If you are living with a dying person, recognize that he may become quiet and introspective and may not want a lot of conversation or communication with you. Pay attention to signals.
WHAT TO SAY
At the end of life, it’s common for the dying person to focus less on physical infirmities (assuming pain is controlled) and increasingly on emotional and spiritual concerns and worries about those being left behind.
What helps: Rather than asking, “How are you feeling?” a gentle query such as “How are things?” is often a more appropriate opening. Also, you may want to ask, “Is there anything you’d like to talk about?” If the person doesn’t wish to talk, don’t persist. If you don’t know what to say, you can praise the person, if it seems appropriate. “I really admire how you’re handling your illness. I don’t think I could deal with it with such dignity.”
Also helpful: If words fail you at the moment, don’t be afraid of silence. If it’s appropriate to your relationship, put your hand on the other person’s. Touch can be more eloquent than speech.
Important: If the dying person is in a phase of denial about his impending death, be compassionate and do not try to break through with the truth. For example, if your brother talks about joining you at the family beach house, there’s no need to tell him that he won’t be going. Instead, validate the feeling behind his wish. “What a delightful place! We’ve always had so much fun there, haven’t we?” You can then reminisce about the happy times you shared there.
SHOW HOW YOU FEEL
You may think that you need to put on a brave face. But the fact is, you’re sad about the person’s impending death, so you won’t fool anyone by acting otherwise. Even worse, it could leave the impression that you don’t care.
What helps: Let yourself cry. Don’t worry that if you cry the dying person will start crying, too. Perhaps he will, but there’s nothing wrong with crying together.
Important: Avoid the temptation to shelter children from these painful emotions. How else can they learn to grieve and cope with such situations later in their lives?
You can take children to visit a dying person. If excluded, they often imagine something far worse than reality. Exception: Avoid taking children to the intensive care unit (ICU). Many hospitals do not allow anyone under age 12 in an ICU, and children tend to get frightened of the medical equipment and machines.
CAN YOU FACE IT?
If you feel that you just can’t face the prospect of being with someone who is dying, stay home. Uncontrolled sobbing won’t help anyone.
If you’re not able to visit: Send cards, letters and e-mails showing that you care. Think of practical ways that you can ease the burden on the dying and the caregivers—for example, shop for food or cut the lawn. Leave a pot of tulips on the person’s doorstep with a heartfelt message written in a card. Or drop off a CD of music that you know the dying person likes.
YOUR GIFTS TO THE DYING
As most people prepare to leave the world, they look back and need to know—has my life made a difference? Whether you’re a son or daughter or friend, let the person know how he has enriched your life.
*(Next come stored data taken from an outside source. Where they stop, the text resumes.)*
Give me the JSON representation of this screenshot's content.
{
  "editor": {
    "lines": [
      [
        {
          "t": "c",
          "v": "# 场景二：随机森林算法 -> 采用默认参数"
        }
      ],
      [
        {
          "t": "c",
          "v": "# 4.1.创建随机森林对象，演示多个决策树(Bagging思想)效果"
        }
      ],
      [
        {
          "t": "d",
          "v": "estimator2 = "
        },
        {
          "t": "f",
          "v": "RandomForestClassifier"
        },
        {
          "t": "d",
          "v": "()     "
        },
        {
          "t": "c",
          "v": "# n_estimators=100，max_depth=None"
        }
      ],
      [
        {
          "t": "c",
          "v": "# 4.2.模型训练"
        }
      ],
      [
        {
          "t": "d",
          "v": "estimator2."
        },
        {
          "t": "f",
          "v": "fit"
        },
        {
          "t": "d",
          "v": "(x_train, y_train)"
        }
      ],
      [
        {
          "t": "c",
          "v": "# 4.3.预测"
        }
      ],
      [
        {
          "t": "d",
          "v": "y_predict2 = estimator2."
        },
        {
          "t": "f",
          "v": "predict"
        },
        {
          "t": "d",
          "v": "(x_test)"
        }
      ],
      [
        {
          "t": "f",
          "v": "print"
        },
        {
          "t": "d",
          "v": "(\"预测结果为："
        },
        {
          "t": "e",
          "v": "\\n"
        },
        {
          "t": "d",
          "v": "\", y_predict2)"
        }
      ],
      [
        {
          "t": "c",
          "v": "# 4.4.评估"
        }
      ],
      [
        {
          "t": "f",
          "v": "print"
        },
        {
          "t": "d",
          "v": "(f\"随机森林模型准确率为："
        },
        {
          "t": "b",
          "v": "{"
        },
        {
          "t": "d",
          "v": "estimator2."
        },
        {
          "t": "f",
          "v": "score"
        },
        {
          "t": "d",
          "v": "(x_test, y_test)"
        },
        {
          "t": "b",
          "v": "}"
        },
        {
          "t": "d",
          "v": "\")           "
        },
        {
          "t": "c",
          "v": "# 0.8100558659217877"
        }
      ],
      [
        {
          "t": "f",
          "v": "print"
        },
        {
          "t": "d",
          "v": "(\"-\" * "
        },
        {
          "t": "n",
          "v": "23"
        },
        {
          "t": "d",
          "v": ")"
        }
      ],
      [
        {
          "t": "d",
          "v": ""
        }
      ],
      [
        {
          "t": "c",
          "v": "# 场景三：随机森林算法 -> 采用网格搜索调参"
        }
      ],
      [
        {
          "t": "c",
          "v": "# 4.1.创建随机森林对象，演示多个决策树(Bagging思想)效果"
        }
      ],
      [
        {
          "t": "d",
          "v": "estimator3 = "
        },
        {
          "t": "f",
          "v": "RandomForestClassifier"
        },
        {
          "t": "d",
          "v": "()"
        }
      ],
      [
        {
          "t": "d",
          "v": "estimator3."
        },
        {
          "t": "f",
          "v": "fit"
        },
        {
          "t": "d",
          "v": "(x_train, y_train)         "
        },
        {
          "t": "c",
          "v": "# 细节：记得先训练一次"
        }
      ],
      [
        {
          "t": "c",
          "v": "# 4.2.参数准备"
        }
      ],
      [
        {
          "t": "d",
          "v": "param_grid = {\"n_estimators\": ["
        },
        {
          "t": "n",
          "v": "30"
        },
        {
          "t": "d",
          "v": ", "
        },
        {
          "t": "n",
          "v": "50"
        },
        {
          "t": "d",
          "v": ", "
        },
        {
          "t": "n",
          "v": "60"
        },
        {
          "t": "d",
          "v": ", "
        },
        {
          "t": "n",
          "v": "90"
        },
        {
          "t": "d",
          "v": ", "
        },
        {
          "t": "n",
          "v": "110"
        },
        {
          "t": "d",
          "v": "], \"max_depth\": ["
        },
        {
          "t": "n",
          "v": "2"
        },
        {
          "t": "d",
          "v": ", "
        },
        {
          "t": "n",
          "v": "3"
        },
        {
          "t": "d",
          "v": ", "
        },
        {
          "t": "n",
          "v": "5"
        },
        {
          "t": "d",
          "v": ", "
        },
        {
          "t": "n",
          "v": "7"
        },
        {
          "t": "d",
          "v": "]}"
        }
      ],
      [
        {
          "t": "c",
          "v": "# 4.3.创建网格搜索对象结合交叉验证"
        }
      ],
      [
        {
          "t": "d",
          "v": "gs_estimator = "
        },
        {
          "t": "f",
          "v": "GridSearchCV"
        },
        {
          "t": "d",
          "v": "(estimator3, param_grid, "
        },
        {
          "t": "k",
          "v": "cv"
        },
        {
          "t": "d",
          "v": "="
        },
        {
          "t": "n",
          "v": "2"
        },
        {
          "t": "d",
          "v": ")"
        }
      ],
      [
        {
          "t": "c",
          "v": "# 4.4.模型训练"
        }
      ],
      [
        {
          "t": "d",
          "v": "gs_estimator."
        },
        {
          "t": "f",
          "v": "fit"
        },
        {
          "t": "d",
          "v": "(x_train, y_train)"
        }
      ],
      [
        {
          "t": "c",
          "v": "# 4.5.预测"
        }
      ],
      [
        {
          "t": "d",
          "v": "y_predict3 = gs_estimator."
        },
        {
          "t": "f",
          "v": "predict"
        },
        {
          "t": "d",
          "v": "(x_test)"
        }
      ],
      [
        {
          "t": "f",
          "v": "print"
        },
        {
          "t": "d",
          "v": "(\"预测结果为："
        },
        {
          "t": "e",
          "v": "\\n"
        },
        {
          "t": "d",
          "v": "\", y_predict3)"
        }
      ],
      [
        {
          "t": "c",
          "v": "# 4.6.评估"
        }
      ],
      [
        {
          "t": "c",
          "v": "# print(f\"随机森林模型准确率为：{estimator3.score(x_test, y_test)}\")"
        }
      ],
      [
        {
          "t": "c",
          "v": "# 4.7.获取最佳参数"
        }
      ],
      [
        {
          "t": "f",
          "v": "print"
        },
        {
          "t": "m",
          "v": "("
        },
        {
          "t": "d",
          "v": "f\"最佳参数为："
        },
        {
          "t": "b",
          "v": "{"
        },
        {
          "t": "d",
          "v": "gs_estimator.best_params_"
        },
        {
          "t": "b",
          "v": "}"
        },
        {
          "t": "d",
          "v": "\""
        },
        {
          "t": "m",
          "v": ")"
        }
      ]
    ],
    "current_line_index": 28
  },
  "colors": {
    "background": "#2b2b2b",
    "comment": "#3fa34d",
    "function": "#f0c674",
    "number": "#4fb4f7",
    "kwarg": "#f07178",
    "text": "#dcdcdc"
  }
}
What helps: You can say: “You’ve taught me so much,” “Remember all the great times we had?” You can also put together an album of photos recalling your life together.
And contrary to one common myth, it’s fine to recognize that life will go on after the person is gone. You can tell him that his loved ones will take care of one another and that their shared memories will be a continuing source of strength.
Also: As time grows short, most people have a final need—to convey the wisdom they’ve acquired during a lifetime. Listen. You also might want to write down or tape-record these remarks.
Source: Maggie Callanan, RN, who has specialized in the care of the dying for more than 30 years. She is author of Final Journeys: A Practical Guide for Bringing Care and Comfort at the End of Life and coauthor, with Patricia Kelley, of Final Gifts: Understanding the Special Awareness, Needs, and Communications of the Dying (both from Bantam).